在蔡嫵出來滿月的第三天,曹操帶著一串要受封的手下從鄴城趕去許都。而郭嘉也當真像他說的那樣,推辭了此次隨行,直接稱病不去。

曹操估計是已經習慣他那副德行了,也沒戳穿他偷懶心思,直接丟給他一句:“看著玄武湖進度”就領人離開了。搞得郭嘉鬱悶非常,每天苦大仇深地捲了褲腳去跟魏臻察看河工進度和人工湖開挖的如何。

蔡嫵對這事樂見其成:他終於不再窩家裡禍禍郭暘和她了。這一個多月來,她都快被中年得女,欣喜忘形的郭嘉給煩死了。她活這麼大,就沒見過哪家當爹的能大晚上醒來扒著榻邊小吊床,跟看新奇玩意兒一樣對著自己姑娘看個沒完的!他又是頭一回當爹!犯的著嗎?犯的著嗎?

蔡嫵不想理會腦袋抽風的郭嘉,而且她現在也沒精力理他。在生完郭暘以後,她總是有種精神不濟的感覺,就像是……生孩子是太費力,她沒歇過來一般,總想倒頭好好睡上一覺。

郭嘉對她這反應倒是混不吝的很,一點也沒覺得媳婦兒晝寢是個“朽木不可雕”的大事,人家還蠻心疼蠻體貼地跟蔡嫵說:“這陣子我不在,累壞了吧?好好歇著,好好歇著。什麼事放著我來。你就別再操心了。”

蔡嫵帶著笑,一邊享受混吃等死的懶散待遇,一邊不以為然地在心裡說郭嘉:得了吧你,我好好歇著,放著你來?等我歇完回過神來,家裡早翻天亂套了!

郭嘉才不管她樂意不樂意呢,他從烏丸回來以後就忽然勤快了許多,就像獨處異鄉,大病一場,在鬼門關門口晃悠兩圈回來後,忽然意識到家庭重要一般,開始裡裡外外一把抓,把媳婦兒、女兒供的跟老佛爺似的,要啥給啥,絕無二話!把鄴城其他女人給嫉妒的,一個個瞧著蔡嫵模樣都像是要把蔡嫵扒拉看看:這人到底是什麼做的?怎麼就那麼好的命?怎麼就嫁了知道疼媳婦兒的郭奉孝呢?夫人們倒是忘了,之前十幾年郭嘉不靠譜時,給蔡嫵禍禍過多少要操心的事,她們又明裡暗裡或幸災樂禍或同情憐憫過蔡嫵多少回了。

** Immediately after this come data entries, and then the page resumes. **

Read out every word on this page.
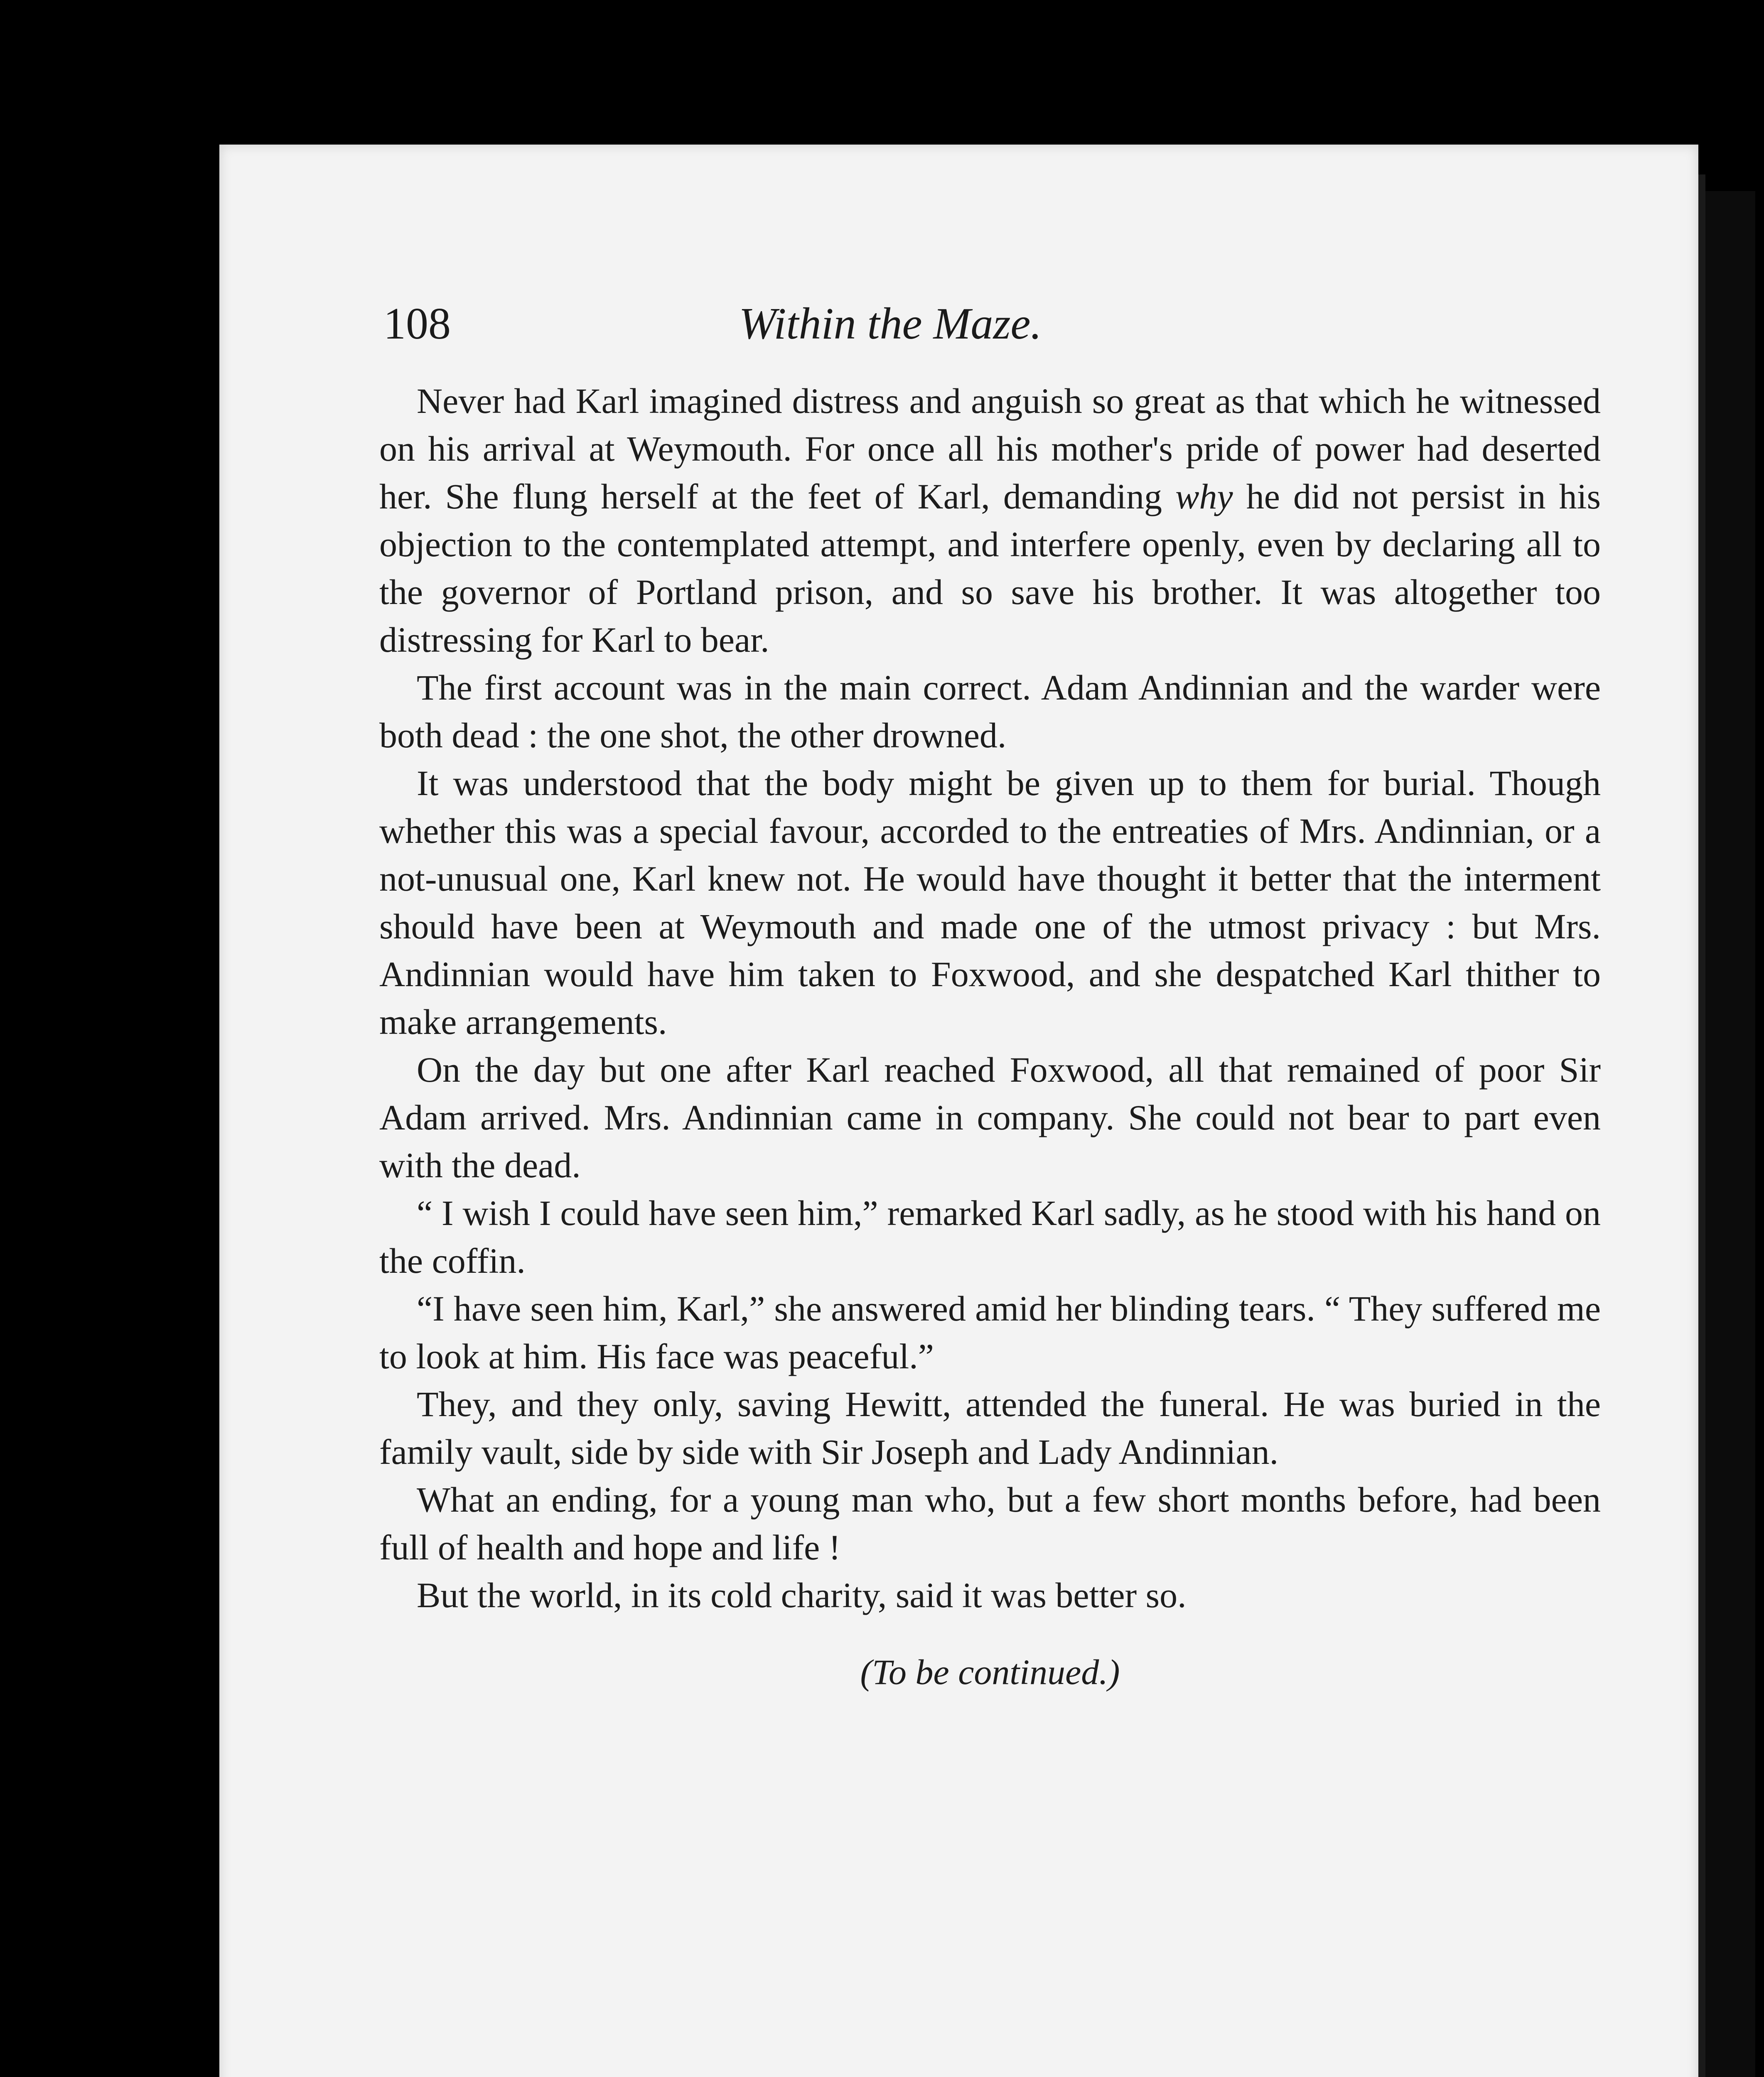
108	Within the Maze.

Never had Karl imagined distress and anguish so great as that which he witnessed on his arrival at Weymouth. For once all his mother's pride of power had deserted her. She flung herself at the feet of Karl, demanding why he did not persist in his objection to the contemplated attempt, and interfere openly, even by declaring all to the governor of Portland prison, and so save his brother. It was altogether too distressing for Karl to bear.

The first account was in the main correct. Adam Andinnian and the warder were both dead : the one shot, the other drowned.

It was understood that the body might be given up to them for burial. Though whether this was a special favour, accorded to the entreaties of Mrs. Andinnian, or a not-unusual one, Karl knew not. He would have thought it better that the interment should have been at Weymouth and made one of the utmost privacy : but Mrs. Andinnian would have him taken to Foxwood, and she despatched Karl thither to make arrangements.

On the day but one after Karl reached Foxwood, all that remained of poor Sir Adam arrived. Mrs. Andinnian came in company. She could not bear to part even with the dead.

“ I wish I could have seen him,” remarked Karl sadly, as he stood with his hand on the coffin.

“I have seen him, Karl,” she answered amid her blinding tears. “ They suffered me to look at him. His face was peaceful.”

They, and they only, saving Hewitt, attended the funeral. He was buried in the family vault, side by side with Sir Joseph and Lady Andinnian.

What an ending, for a young man who, but a few short months before, had been full of health and hope and life !

But the world, in its cold charity, said it was better so.

(To be continued.)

如今這情況,只能用:郭祭酒幡然醒悟,蔡夫人終見曙光來概括。一句話:蔡二姑娘,熬出頭了。

熬出頭來的二姑娘覺得自己可以稍稍鬆口氣了,可這一口氣還沒喘勻呼,就聽到許都出來一條讓她驚掉下巴的封賞:晉中郎將蔡威為奮威將軍。賜爵東海侯,食邑千戶。

蔡嫵眼看著笑眯眯在她眼前跟她報喜的郭嘉直覺得這人表情欠抽,非常可惡:他都沒告訴她蔡威也參加了烏丸戰爭的事。他只跟她說,蔡威去北海了,可能等中秋才能回中原。

當時蔡嫵還想:去北海?他在東海折騰夠了?想去看看貝加爾湖了?嗯,這倒是像她家威兒作風。可她萬沒想到,蔡威其實是參與了烏丸和匈奴戰爭的。當然,若只這一場戰爭,還不足以給蔡威加官進爵,蔡威這回之所以被曹操極力保薦,除了他在宛城和後來江東作為外,還有一點,就是他曾經禍禍過荊州!在即將備戰荊州的檔口,任何一個訊息曹操都不會放過,蔡威這樣向他示好又曾經給過劉景升不小打擊的人物,他當然得極力拉攏:甭管你現在在不在,我先把封賞給你定下。反正你派來的那位士元先生一開始就攤牌明說過:你們是為名利而來。這下名利雙收了吧?

蔡嫵瞪著郭嘉,手掐著郭嘉腰間的軟肉使勁一擰:“你是故意的吧?你是故意不告訴我威兒的事情的吧?”

郭嘉聽罷,邊“哎呦哎呦”的抽冷氣,邊討饒地承認:“是有點那意思……不過,也就只有一點點,一點點而已。阿媚,你都不知道,你這弟弟,到現在見了我還一副……”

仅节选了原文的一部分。